Une ambiance insidieuse, des cadrages et des angles de vue qui témoignent de la maîtrise technique époustouflante d'un réalisateur au sommet, de l'angoisse à l'état pur, une partition oppressante, un Nicholson totalement habité par son personnage de dément... voila des éléments qui permettent à Kubrick d'installer une vraie terreur et de signer un sommet dans le genre. C'est un peu le résumé qu'on peut tirer de ce film qui pressure les nerfs par les délices de l'épouvante.
Les premières images aériennes sur les Rocheuses et sur une voiture qui roule sur une route sinueuse, sont normales et paisibles pour la famille Torrance, comme en réaction de la folie cauchemardesque à venir. Puis c'est l'intrusion dans cet hôtel Overlook, isolé en pleine montagne, on nous invite à visiter cet espace insolite, une enfilade de couloirs, de salons, des portes, des escaliers... c'est impressionnant, triste et rétro, on devine qu'il va se passer quelque chose d'affreux, on s'y attend, mais on ne sait pas quoi.
Avec la maîtrise technique et le sens esthétique qu'on lui connait, Kubrick a réalisé un simple film d'épouvante fondé sur les délices de la peur abstraite mais qui possède des charmes plus insidieux et plus pervers. Avec une intelligence diabolique et un sens du récit implacable, Kubrick envoûte le spectateur peu à peu, en distillant l'étrange, le bizarre qui se greffent sur la narration réaliste. Lorsqu'on éprouve un malaise, on le chasse, mais un autre surgit, plus insidieux, plus pénétrant. Kubrick suit le tricycle du gamin dans un ahurissant travelling au ras du sol, silencieux sur les tapis, bruyant sur les dalles, et l'emmène vers cette fameuse chambre 237 ; ceci n'est pas un simple détail, car Kubrick s'efforce de refroidir les clichés de l'épouvante, ce ne sont pas les images "épouvante" qui marquent ou qui effraient le plus, celles des visages convulsés, des corps pourrissants ou des hectolitres de sang au ralenti, l'épouvante est ailleurs. Dans le jeu de Nicholson, un peu forcé (mais le rôle l'exige), surtout dans la scène avec sa hache, dans cet enfant qui converse étrangement avec un alter-ego inventé, et qui peut voir les occupants victimes du drame vécu dans cet hôtel. Un des sommets d'angoisse est atteint quand Wendy découvre que le manuscrit tapé par Jack ne comporte qu'une seule phrase, celle d'un dicton moderne répété à l'infini.

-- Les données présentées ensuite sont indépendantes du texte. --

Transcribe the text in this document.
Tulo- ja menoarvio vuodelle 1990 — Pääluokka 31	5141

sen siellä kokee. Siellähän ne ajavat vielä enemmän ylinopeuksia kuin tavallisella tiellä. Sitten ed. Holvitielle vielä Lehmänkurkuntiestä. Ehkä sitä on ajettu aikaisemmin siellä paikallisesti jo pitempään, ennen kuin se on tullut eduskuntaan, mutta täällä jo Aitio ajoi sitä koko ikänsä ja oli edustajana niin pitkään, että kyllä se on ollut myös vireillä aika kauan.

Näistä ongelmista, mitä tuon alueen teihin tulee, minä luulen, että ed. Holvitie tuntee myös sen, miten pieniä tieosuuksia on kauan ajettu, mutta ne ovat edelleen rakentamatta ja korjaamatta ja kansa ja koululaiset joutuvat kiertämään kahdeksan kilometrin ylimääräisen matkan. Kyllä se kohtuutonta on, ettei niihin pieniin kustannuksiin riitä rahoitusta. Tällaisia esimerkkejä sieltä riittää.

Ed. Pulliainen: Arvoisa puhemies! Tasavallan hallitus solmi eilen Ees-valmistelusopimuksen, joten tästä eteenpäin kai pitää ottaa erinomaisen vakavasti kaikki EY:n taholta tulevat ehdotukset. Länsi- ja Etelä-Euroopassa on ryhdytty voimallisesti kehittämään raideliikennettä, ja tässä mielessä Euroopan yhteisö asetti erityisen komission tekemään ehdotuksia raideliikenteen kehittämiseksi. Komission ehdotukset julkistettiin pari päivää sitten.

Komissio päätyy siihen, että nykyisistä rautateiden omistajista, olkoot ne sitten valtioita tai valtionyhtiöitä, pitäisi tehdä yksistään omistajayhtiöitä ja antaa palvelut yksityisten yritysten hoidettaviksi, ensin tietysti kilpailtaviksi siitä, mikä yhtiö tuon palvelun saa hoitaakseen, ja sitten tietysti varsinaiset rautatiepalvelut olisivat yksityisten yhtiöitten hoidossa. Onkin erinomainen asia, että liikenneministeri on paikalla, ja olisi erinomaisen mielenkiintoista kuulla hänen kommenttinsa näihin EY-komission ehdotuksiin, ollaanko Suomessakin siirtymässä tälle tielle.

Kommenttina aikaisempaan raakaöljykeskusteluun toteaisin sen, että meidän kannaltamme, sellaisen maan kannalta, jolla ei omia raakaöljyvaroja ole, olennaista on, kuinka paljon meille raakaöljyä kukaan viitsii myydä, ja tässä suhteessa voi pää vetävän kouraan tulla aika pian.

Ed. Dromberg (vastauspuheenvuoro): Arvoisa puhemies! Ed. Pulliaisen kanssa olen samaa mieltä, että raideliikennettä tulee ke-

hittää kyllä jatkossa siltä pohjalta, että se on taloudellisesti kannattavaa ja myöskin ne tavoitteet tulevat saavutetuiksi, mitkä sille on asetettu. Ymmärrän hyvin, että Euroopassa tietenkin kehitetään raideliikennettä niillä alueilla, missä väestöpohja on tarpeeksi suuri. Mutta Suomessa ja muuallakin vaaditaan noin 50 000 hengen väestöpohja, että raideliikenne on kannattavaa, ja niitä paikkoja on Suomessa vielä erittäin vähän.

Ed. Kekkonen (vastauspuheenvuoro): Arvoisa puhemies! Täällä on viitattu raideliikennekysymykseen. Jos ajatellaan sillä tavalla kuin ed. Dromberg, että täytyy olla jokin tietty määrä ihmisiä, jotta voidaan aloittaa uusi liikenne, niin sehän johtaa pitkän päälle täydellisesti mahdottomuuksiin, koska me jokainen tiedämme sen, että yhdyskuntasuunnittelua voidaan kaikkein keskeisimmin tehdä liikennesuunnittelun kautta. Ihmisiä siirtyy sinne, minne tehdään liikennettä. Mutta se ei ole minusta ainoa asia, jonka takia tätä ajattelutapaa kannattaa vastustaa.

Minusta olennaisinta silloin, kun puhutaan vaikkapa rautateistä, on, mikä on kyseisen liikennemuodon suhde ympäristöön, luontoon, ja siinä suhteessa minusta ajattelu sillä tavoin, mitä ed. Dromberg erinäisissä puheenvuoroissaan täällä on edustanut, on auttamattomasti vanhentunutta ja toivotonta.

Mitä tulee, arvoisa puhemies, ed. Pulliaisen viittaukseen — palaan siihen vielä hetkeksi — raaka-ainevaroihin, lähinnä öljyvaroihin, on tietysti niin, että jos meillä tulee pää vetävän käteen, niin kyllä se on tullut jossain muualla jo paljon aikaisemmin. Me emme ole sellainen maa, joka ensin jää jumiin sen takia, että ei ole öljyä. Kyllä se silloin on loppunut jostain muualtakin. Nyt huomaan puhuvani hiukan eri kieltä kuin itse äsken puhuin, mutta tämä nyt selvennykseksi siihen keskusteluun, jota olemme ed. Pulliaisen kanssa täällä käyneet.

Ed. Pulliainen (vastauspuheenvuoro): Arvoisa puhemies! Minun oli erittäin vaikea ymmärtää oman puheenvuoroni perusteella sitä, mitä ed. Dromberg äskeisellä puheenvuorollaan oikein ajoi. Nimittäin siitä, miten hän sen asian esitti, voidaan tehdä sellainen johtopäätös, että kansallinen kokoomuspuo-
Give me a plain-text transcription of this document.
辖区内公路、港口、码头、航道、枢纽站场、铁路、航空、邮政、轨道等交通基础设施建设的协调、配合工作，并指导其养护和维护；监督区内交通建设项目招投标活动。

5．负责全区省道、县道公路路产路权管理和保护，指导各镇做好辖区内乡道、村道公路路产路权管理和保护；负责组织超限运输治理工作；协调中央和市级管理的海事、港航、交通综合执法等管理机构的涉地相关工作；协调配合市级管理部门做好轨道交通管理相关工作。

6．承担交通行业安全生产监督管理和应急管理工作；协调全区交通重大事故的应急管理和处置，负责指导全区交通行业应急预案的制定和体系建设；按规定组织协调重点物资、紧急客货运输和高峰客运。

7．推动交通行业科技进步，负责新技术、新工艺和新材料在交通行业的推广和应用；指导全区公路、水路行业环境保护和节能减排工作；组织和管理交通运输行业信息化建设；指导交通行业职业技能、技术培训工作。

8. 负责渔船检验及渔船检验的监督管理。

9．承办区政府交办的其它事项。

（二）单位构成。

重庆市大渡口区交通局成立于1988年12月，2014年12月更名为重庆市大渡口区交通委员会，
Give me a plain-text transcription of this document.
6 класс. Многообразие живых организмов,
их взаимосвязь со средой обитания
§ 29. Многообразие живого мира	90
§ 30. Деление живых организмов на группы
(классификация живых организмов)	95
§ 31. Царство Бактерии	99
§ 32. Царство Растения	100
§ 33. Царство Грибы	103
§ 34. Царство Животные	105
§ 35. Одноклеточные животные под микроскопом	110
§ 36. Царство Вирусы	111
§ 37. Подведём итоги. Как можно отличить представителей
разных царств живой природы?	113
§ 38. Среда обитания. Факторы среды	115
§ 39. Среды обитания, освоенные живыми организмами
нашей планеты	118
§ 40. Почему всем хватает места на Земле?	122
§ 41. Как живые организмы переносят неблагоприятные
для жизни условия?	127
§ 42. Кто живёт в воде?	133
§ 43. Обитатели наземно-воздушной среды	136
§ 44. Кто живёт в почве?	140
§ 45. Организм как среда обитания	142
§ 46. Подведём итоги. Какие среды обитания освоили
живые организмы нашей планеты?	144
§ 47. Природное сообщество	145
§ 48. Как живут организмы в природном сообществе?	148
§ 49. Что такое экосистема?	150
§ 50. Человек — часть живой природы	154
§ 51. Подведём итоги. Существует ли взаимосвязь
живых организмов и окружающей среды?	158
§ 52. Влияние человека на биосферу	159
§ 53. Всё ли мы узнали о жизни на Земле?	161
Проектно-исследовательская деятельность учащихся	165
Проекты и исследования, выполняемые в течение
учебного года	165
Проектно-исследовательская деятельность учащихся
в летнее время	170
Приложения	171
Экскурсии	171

Nous voici plongés dans un univers étrange où la réalité dérape, où le bon sens se dissout, où l'espace et le temps deviennent des notions immatérielles, nous sommes capturés par Kubrick qui nous a pris dans sa nasse, perdus dans un labyrinthe, un piège à maléfices, un lieu de terreur, on a la sensation d'entrer par effraction dans une quatrième dimension qui nous fait douter de notre raison. Le film reste aussi un festival de prouesses techniques avec la puissance folle des images et n'a pas fini de nous interroger avec son image finale énigmatique. Autant dire que c'est du grand Kubrick stylistique.